Dead plugin, but there's a better alternative with the LibreOffice converter that features 1:1 conversion from doc to odt (can convert from anything that it can read to anything that it can write, probably with a better quality than Python's internal conversion options).
Tested with the following batch on Windows. I don't know Python, but is there an easy option to adjust/fork the current "Microsoft Doc Input Plugin" to use LibreOffice in the background?
Code:
@echo off
REM search for documents in the "docs" folder where this batch is located
for /R docs %%f IN (*.doc) do if "%%~xf"==".doc" (
REM specific output directory
"C:\Program Files\LibreOffice\program\soffice" --convert-to odt --outdir "docs" "%%f"
REM LibreOffice --convert-to documentation
REM https://help.libreoffice.org/latest/...rtfilters.html
)
In Python probably sth. like this:
Code:
import subprocess # Import subprocess module
import os # We will use the exists() function from this module to know if the file was created.
def convert_doc_to_odt(file_path, output_dir):
subprocess.run(
f'/opt/libreoffice7.3/program/soffice \
--headless \
--convert-to odt \
--outdir {output_dir} {file_path}', shell=True)
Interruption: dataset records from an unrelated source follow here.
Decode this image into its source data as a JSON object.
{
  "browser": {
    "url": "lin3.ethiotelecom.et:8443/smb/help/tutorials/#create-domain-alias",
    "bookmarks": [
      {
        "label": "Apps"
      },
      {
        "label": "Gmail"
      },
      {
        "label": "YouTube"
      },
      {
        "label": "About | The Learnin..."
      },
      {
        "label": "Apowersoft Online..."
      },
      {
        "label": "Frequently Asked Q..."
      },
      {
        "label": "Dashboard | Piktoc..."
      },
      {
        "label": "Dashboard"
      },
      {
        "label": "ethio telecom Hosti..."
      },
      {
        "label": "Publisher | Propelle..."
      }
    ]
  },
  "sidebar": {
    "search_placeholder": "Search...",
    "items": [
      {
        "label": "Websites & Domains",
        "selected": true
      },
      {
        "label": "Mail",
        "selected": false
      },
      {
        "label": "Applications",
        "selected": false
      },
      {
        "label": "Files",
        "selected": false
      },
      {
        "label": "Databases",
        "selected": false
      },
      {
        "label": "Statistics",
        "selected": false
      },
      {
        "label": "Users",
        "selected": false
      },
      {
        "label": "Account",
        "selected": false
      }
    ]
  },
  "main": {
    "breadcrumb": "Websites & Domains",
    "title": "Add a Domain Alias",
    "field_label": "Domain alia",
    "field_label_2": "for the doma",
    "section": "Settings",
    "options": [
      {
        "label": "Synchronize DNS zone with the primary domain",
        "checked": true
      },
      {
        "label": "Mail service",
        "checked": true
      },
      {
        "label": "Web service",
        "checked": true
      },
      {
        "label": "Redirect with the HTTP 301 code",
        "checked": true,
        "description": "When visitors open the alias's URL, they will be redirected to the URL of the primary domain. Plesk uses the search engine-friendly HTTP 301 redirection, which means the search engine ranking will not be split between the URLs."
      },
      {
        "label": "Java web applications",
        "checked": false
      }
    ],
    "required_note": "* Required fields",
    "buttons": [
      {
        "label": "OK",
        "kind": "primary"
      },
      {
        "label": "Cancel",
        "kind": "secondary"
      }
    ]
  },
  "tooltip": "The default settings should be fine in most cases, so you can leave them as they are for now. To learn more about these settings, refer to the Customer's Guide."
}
pdf_file_path = f'{output_dir}{file_path.rsplit("/", 1)[1].split(".")[0]}.odt'
if os.path.exists(pdf_file_path):
return pdf_file_path
else:
return None
file_path = '/home/tarik/docs/file.docx'
output_dir = '/tmp/'
file = convert_doc_to_odt(file_path, output_dir)
if file:
print(f'File converted to {file}.')
else:
print('Unable to convert the file.')